Потом привезли кирпич, и появились настоящие строительные рабочие. Они начали выкладывать фундамент. Затем все стихло. Товарищ в инженерской фуражке приходил еще иногда на опустевшую постройку и долго расхаживал в обложенной кирпичом яме, бормоча:
– Хозрасчет.
Он похлопывал по фундаменту палкой и бежал домой, в город, закрывая ладонями замерзшие уши.
Фамилия инженера была Треухов.
Трамвайная станция, постройка которой замерла на фундаменте, была задумана Треуховым уже давно, еще в 1912 году, но городская управа проект отвергла. Через два года Треухов возобновил штурм городской управы, но помешала война. После войны помешала революция. Теперь помешали нэп, хозрасчет, самоокупаемость. Фундамент на лето зарастал цветами, а зимой дети устраивали там ледяные горки.
Треухов мечтал о большом деле. Ему нудно было служить в отделе благоустройства Старкомхоза, чинить обочины тротуаров и составлять сметы на установку афишных тумб. Но большого дела не было. Проект трамвая, снова поданный на рассмотрение, барахтался в высших губернских инстанциях, одобрялся, не одобрялся, переходил на рассмотрение в центр, но независимо от одобрения или неодобрения покрывался пылью, потому что ни в том, ни в другом случае денег не давали.
– Это варварство! – кричал Треухов на жену. – Денег нет? А переплачивать на извозопромышленников, на гужевую доставку на станцию товаров есть деньги? Старгородские извозчики дерут с живого и с мертвого! Конечно, монополия мародеров! Попробуй пешком с вещами за пять верст на вокзал пройтись!.. Трамвай окупится в шесть лет!

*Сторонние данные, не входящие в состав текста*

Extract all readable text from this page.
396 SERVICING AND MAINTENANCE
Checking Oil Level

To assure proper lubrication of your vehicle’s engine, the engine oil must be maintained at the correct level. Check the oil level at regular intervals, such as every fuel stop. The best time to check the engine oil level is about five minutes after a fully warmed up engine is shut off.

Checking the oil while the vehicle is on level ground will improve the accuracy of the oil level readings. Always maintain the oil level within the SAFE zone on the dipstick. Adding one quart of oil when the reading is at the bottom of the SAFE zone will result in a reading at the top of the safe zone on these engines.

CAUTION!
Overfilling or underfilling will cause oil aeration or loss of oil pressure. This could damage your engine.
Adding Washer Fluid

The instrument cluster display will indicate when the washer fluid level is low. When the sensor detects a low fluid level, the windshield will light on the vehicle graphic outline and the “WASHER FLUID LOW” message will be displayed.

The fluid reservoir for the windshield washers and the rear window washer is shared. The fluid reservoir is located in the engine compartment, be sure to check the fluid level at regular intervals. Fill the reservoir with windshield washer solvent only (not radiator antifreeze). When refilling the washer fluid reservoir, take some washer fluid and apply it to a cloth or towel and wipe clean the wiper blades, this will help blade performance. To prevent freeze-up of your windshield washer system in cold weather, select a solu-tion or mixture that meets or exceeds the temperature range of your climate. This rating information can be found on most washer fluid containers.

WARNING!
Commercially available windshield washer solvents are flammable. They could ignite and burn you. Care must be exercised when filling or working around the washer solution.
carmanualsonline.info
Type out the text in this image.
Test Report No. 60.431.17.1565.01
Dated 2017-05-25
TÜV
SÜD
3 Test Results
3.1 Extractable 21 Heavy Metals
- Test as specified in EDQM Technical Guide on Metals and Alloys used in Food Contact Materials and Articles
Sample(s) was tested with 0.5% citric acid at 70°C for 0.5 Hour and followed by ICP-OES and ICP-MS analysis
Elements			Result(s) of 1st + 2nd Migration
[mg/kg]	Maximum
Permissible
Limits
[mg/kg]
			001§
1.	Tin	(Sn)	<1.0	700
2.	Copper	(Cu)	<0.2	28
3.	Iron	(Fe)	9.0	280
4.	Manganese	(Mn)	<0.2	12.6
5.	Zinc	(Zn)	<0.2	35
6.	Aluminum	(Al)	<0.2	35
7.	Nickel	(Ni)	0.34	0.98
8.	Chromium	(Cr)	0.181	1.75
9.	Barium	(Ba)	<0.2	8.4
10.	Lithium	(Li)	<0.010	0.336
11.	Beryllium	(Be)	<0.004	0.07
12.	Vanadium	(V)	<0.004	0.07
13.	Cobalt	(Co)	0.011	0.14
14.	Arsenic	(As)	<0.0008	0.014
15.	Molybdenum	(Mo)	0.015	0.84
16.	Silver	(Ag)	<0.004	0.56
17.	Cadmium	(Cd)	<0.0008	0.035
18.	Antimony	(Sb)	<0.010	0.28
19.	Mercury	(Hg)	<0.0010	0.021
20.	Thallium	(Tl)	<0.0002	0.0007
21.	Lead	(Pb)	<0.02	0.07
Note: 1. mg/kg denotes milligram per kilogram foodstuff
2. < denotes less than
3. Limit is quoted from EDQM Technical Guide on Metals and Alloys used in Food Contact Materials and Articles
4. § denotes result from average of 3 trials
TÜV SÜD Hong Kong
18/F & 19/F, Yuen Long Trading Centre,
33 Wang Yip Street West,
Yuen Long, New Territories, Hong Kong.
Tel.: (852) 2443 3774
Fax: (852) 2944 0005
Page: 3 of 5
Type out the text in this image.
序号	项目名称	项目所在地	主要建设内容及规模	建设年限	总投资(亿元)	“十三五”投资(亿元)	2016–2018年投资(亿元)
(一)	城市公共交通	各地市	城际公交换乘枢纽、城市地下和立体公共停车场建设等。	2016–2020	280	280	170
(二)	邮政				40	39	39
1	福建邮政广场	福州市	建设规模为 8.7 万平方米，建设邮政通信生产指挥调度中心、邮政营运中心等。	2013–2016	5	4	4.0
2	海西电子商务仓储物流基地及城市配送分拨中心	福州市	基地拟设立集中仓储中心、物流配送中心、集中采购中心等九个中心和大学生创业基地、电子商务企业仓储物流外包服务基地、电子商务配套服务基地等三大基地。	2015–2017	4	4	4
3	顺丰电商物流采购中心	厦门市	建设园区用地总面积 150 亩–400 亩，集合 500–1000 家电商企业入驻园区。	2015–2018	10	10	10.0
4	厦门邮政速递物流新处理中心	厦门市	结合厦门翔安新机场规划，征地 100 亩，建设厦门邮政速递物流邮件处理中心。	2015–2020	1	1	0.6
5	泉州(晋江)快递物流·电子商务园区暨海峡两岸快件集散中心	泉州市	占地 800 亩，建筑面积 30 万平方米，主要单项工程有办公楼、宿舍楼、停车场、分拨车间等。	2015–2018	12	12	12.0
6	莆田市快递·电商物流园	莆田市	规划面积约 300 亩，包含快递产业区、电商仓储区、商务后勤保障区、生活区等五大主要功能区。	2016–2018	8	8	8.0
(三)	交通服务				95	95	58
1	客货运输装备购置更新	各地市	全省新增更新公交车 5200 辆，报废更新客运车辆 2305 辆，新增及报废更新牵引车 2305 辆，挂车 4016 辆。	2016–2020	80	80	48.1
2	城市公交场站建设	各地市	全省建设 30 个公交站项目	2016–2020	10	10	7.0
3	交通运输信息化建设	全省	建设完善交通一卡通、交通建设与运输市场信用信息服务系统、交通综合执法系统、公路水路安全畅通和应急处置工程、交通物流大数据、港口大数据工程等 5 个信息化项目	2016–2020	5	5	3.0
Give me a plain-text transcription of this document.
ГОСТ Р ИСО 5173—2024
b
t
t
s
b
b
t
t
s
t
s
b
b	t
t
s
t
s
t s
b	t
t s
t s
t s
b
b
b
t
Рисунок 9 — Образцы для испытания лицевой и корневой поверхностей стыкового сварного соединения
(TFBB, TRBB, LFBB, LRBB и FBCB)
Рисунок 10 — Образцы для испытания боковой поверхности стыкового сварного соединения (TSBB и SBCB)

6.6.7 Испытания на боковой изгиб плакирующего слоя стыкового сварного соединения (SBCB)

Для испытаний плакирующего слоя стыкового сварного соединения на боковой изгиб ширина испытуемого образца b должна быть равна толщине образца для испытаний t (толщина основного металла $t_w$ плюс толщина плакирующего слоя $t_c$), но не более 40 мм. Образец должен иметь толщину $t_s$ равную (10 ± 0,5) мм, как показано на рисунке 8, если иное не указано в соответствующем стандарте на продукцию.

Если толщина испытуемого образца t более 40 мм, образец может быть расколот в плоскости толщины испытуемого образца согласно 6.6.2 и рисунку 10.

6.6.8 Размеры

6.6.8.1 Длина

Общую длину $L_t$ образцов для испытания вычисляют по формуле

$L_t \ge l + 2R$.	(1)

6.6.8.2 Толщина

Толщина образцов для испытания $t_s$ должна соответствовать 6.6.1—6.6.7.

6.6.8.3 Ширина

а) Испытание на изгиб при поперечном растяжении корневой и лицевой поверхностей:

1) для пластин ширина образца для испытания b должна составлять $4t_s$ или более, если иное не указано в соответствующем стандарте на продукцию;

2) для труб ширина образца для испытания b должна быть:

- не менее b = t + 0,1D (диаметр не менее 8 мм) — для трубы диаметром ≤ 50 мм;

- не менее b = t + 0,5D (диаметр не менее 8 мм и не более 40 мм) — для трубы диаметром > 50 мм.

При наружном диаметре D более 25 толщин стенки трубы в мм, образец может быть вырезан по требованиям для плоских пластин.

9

Его блеклые усы гневно обвисали. Курносое лицо шевелилось. Он вынимал из стола напечатанные светописью на синей бумаге чертежи, сердито показывал их жене в тысячный раз. Тут были планы станции, депо и двенадцати трамвайных линий.
– Черт с ними, с двенадцатью. Потерпят. Но три, три линии! Без них Старгород задохнется.
Треухов фыркал и шел в кухню пилить дрова.
Все хозяйственные работы по дому он выполнял сам. Он сконструировал и построил люльку для ребенка и стиральную машину. Первое время сам стирал белье, объясняя жене, как нужно обращаться с машиной. По крайней мере пятая часть жалованья уходила у Треухова на выписку иностранной технической литературы. Чтобы сводить концы с концами, он бросил курить.
Потащил он свой проект и к новому заведующему Старкомхозом Гаврилину, которого перевели в Старгород из Самарканда. Почерневший под туркестанским солнцем новый заведующий долго, но без особого внимания слушал Треухова, невнимательно пересмотрел все чертежи и под конец сказал:
– А вот в Самарканде никакого трамвая не надо. Там все на ешаках ездят. Ешак три рубля стоит – дешевка. А подымает пудов десять!.. Маленький такой ешачок, даже удивительно!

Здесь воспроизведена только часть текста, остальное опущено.